State Watch

43 Florida ICUs at capacity as coronavirus cases surge

Forty-three Florida hospital intensive care units (ICUs) across 21 counties have reached capacity as coronavirus cases in the Sunshine State surge, according to new data from the Agency for Health Care Administration (AHCA).

Miami-Dade, Broward, Hillsborough and Orange counties are among those with affected hospitals, according to the AHCA data, with another 32 hospitals at bed availability of no more than 10 percent.

The report comes the same day the state Department of Health confirmed 7,347 new cases in the state, for a total of 213,794, and set a new record for the percentage of tests coming back positive, at 16.3 percent, on Monday.

Single-day levels remain below the single-day record of 11,458 new cases reported Saturday, which broke the previous record of the Thursday before.

Miami-Dade, the state’s most populous county, reported an increase of 2,066 cases Tuesday, a drop from 6,336 cases Monday. The county tops the state for most overall deaths, with 1,057, as of Tuesday.

Despite the number of cases in the county, Miami-Dade County Mayor Carlos Gimenez (R) on Tuesday reversed his own earlier order and announced gyms in the county would be allowed to reopen.

“I had a very productive virtual meeting just now with our medical experts and the County’s Wellness Group. We arrived at a compromise to keep gyms & fitness studios open,” Gimenez tweeted Tuesday.

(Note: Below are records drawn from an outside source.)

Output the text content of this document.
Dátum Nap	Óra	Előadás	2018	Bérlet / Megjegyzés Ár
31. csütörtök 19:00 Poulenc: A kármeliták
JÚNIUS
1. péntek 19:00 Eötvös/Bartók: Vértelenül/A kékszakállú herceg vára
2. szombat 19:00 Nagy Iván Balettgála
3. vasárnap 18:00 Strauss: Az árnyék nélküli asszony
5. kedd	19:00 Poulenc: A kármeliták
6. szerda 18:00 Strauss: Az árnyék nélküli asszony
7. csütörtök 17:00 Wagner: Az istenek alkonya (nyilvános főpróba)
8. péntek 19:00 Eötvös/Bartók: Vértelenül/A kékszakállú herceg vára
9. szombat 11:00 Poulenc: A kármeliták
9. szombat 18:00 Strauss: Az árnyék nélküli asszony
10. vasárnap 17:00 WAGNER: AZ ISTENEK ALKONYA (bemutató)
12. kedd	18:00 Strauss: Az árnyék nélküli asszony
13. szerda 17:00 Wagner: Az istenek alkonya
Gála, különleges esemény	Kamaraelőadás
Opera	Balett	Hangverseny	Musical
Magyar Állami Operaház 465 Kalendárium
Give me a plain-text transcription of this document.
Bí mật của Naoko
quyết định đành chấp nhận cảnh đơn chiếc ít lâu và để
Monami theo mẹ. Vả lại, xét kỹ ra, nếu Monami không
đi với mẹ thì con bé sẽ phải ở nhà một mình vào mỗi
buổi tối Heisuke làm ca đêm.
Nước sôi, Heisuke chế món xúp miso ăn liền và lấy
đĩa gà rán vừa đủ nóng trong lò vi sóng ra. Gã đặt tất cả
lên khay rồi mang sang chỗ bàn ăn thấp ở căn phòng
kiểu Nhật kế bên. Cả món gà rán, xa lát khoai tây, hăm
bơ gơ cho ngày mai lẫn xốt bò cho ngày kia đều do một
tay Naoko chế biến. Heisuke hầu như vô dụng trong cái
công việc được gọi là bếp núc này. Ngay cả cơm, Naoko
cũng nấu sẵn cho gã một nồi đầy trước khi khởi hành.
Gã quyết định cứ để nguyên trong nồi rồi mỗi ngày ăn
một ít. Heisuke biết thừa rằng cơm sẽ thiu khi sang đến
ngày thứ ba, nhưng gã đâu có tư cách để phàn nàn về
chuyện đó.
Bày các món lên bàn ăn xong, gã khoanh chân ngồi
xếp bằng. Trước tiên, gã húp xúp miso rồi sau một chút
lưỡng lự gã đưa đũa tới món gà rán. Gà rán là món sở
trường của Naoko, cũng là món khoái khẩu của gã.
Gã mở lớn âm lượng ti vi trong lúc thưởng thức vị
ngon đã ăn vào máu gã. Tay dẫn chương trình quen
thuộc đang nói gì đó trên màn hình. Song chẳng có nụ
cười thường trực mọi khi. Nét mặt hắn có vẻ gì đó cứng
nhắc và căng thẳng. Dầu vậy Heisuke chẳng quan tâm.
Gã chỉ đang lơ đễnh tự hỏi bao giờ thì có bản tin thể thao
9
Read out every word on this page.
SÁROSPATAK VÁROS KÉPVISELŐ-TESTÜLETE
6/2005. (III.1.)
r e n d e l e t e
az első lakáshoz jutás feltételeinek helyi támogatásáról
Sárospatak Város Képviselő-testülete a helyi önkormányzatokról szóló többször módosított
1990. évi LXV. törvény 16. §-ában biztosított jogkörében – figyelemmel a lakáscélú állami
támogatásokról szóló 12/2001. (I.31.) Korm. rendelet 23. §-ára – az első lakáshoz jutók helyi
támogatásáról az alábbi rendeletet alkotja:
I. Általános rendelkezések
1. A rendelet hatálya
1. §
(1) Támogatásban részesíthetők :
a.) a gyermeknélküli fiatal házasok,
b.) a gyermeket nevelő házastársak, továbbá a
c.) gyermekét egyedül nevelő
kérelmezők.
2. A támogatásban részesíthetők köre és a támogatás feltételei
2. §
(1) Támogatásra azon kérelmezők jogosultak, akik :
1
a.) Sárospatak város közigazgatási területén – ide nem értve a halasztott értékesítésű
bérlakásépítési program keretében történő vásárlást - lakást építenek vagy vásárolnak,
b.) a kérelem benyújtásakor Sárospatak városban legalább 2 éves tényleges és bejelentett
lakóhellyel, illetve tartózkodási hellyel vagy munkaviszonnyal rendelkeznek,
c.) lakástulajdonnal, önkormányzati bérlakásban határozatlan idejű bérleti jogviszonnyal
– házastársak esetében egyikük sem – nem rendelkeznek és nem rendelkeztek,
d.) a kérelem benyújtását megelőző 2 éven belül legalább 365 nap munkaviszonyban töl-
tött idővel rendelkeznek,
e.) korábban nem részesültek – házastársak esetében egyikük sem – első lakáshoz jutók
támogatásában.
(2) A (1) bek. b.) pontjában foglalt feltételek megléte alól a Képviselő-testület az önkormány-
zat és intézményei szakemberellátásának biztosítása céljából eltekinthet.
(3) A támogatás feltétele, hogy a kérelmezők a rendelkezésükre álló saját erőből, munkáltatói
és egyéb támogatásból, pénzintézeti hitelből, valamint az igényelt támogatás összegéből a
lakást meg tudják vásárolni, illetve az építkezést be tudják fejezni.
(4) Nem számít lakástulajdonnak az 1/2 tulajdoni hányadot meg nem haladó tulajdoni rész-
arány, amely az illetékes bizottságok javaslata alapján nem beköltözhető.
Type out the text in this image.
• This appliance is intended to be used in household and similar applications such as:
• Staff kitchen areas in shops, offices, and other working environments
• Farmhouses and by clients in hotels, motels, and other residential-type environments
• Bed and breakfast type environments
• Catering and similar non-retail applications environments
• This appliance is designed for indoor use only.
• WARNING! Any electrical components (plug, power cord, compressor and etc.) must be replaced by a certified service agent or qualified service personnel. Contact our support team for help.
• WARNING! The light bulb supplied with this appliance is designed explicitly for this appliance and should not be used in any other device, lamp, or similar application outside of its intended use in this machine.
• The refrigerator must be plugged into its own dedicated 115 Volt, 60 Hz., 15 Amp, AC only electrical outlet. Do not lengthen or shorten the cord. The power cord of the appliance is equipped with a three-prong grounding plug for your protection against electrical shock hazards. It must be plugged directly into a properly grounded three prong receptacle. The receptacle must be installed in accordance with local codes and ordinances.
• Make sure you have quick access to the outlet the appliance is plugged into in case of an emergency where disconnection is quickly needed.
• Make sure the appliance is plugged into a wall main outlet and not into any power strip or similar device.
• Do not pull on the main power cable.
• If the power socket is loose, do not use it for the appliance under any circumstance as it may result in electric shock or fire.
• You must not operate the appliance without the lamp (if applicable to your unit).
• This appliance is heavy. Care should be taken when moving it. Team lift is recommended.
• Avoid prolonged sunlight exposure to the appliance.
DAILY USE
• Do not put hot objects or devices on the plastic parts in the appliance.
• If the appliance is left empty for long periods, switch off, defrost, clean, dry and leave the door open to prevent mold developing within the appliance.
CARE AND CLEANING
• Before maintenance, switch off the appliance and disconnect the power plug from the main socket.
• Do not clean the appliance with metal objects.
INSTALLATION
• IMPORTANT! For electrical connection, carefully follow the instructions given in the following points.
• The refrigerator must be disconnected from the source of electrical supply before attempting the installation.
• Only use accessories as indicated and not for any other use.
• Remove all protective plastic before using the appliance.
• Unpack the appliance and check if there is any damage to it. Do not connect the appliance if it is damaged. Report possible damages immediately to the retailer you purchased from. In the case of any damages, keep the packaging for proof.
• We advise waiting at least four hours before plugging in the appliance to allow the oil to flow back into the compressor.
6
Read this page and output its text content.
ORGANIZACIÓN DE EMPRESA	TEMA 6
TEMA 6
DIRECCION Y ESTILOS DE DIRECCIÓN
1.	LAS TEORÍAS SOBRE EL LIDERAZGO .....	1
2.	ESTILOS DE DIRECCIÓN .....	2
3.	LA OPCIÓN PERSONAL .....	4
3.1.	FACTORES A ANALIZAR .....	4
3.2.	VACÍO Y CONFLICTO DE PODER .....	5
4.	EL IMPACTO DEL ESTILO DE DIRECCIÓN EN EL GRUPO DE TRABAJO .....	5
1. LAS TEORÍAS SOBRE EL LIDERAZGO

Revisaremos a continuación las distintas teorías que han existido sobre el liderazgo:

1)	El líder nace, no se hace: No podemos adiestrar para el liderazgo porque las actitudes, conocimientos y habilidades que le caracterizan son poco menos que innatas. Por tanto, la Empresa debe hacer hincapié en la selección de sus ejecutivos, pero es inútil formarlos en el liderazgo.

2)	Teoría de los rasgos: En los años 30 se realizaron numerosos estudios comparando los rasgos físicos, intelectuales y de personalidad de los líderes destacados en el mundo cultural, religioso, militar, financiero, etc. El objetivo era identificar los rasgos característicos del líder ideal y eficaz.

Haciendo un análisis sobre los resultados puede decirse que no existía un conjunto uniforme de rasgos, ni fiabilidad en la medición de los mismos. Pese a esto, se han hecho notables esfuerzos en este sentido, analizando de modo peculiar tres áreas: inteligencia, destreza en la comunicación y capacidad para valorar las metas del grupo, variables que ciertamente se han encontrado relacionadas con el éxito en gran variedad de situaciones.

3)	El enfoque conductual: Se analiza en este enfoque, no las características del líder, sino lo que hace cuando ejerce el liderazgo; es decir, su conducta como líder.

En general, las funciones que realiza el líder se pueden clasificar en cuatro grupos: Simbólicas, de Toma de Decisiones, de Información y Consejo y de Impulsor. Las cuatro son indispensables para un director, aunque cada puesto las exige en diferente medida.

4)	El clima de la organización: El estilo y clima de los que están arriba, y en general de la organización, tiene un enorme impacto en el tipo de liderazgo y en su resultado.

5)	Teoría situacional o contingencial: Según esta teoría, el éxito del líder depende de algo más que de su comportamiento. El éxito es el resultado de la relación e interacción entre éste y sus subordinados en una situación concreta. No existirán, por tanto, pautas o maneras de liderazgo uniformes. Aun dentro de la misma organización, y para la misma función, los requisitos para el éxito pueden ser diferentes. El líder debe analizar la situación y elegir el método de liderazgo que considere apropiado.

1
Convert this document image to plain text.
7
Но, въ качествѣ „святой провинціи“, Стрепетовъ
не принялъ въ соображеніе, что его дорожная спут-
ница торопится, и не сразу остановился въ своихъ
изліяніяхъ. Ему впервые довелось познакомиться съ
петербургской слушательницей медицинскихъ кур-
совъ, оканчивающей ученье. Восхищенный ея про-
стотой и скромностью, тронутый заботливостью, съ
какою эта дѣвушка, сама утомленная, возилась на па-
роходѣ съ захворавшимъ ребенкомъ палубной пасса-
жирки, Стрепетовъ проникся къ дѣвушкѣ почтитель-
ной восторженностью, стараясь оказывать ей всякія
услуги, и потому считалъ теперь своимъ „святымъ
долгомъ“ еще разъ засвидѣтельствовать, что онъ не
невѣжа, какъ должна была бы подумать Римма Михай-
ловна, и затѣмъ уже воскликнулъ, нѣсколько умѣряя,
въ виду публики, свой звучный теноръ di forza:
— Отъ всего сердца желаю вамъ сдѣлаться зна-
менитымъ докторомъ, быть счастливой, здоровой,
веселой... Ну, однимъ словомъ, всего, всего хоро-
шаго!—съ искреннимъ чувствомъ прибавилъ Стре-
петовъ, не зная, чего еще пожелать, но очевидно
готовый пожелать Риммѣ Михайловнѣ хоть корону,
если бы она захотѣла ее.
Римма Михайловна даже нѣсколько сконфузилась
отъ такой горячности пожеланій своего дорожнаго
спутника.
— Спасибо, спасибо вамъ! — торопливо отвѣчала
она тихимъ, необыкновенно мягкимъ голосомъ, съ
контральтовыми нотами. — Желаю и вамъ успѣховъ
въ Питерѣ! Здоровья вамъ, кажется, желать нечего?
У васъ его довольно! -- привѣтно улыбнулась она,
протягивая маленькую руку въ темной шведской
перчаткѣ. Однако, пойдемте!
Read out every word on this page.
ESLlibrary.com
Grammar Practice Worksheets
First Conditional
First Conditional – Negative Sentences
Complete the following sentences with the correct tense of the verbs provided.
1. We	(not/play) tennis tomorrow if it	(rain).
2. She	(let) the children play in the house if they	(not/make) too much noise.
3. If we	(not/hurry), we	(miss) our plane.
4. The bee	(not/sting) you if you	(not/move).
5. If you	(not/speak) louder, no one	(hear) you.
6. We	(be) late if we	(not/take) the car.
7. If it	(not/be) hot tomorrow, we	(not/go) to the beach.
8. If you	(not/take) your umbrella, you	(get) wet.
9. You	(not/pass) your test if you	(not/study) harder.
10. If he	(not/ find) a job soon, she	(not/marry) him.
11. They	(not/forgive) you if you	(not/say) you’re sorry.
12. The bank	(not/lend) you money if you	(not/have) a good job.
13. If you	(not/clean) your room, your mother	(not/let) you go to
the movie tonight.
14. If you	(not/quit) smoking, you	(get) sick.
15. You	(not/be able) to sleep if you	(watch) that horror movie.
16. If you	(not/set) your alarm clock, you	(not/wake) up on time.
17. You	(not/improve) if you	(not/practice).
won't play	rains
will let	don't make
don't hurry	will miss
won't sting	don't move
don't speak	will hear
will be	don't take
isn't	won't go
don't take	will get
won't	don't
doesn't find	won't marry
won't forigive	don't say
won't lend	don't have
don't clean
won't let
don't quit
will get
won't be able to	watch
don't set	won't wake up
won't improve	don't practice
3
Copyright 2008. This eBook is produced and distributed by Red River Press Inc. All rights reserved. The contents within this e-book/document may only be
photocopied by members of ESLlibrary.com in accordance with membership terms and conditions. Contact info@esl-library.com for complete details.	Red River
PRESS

Gov. Ron DeSantis (R) has said he will not impose a statewide mask mandate even as cases climb in the state, nor will he reverse earlier reopening measures.

“We’re not going back, closing things,” he said last week. “I don’t think that that’s really what’s driving it. People going to a business is not what’s driving it. I think when you see the younger folks — I think a lot of it is more just social interactions, so that’s natural.”

Education Commissioner Richard Corcoran announced Monday that schools will reopen in August, but with the option for local health officials to override the decision based on new cases in their counties.